My Lords, I do not think that the Minister has fully answered my noble friend’s question. Is it 6,500 more teachers by the end of this Parliament?
My Lords, the House of Lords Select Committee on the future of seaside towns back in 2019 identified a real problem with the retention of teachers in coastal and remote communities. Could the Minister outline the Government’s approach to this issue now?
My noble friend is right that there are clearly areas of the country where there are particular challenges, both for children and for the teachers teaching them. Therefore, this impacts on retention. That is why, for example, in terms of the targeted retention incentive, we are focusing it on teachers within the first five years of their career, which is the point at which many teachers decide if they will stay on or not.
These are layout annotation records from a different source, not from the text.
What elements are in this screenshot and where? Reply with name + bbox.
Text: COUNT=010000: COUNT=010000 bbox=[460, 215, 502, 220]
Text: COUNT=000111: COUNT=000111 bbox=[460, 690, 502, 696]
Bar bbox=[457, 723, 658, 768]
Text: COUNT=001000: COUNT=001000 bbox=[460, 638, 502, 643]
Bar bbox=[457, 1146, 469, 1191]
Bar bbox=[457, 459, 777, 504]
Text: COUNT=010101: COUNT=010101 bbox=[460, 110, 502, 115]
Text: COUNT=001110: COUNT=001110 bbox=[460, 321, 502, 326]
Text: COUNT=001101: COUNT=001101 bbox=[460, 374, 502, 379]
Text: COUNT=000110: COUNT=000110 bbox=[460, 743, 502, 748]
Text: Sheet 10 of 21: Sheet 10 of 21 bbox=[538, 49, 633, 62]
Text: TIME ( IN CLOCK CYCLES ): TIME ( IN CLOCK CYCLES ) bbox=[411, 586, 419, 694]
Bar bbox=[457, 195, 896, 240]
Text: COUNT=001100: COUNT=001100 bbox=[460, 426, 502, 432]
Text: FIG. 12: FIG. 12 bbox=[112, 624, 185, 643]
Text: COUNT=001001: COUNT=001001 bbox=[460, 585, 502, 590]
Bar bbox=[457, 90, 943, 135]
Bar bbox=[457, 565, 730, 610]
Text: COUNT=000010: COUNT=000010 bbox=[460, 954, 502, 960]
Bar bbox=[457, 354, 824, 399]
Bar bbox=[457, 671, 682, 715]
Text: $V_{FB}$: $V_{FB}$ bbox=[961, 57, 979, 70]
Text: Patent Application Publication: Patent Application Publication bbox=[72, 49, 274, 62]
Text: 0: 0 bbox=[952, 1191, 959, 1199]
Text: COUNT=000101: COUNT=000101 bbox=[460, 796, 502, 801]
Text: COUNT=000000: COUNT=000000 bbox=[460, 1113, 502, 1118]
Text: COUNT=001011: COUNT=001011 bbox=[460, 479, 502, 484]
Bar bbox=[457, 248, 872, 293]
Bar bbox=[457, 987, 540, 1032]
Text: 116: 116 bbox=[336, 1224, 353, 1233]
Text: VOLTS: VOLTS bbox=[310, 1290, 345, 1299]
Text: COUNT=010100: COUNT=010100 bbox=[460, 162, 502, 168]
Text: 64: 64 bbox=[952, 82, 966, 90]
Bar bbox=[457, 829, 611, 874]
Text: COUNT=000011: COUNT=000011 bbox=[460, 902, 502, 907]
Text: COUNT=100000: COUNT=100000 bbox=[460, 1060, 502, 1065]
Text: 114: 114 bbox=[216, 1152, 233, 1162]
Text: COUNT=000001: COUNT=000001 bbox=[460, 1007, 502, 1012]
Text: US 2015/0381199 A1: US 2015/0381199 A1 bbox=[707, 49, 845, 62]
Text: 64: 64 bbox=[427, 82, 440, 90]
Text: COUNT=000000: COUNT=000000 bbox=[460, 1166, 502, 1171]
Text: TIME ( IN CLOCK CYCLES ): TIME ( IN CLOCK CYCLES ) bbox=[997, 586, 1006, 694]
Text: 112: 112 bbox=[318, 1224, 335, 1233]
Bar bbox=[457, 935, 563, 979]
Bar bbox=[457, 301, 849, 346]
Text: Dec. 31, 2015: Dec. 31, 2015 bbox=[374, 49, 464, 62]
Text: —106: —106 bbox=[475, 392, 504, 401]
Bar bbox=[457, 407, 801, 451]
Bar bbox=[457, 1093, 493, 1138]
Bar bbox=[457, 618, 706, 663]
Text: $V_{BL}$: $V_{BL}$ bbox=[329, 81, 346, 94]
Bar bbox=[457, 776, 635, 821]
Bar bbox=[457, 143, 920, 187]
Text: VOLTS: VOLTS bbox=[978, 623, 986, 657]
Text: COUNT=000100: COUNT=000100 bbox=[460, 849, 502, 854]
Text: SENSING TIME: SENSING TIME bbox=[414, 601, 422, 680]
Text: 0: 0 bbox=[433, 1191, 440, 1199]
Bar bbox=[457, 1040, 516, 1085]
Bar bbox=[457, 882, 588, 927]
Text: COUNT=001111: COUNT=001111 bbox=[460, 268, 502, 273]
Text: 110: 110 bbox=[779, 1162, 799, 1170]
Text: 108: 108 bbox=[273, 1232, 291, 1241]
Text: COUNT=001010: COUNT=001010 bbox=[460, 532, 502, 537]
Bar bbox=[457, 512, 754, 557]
We are focusing on STEM subjects and on those teachers who come and are willing to stay in those areas and schools that are most disadvantaged. I am sure that some of the schools that my noble friend referenced would come within this category. Therefore, there would be support to retain teachers.
My Lords, as the Minister will know, there is a shortage of teachers in the vital subjects of art and design and music. What plans are there to increase the level of the ITT bursary in those subjects, because they certainly lag behind others?
I certainly recognise the problem that the noble Earl identifies. I have to admit to not being completely clear about the bursary to which he refers; perhaps I could write to him further about that. All the provisions in terms of honouring the pay award, ensuring reasonable workload, flexible working and the retention payments that I have spoken about are the ways in which we can get people into the classroom and the ways in which we can keep them there.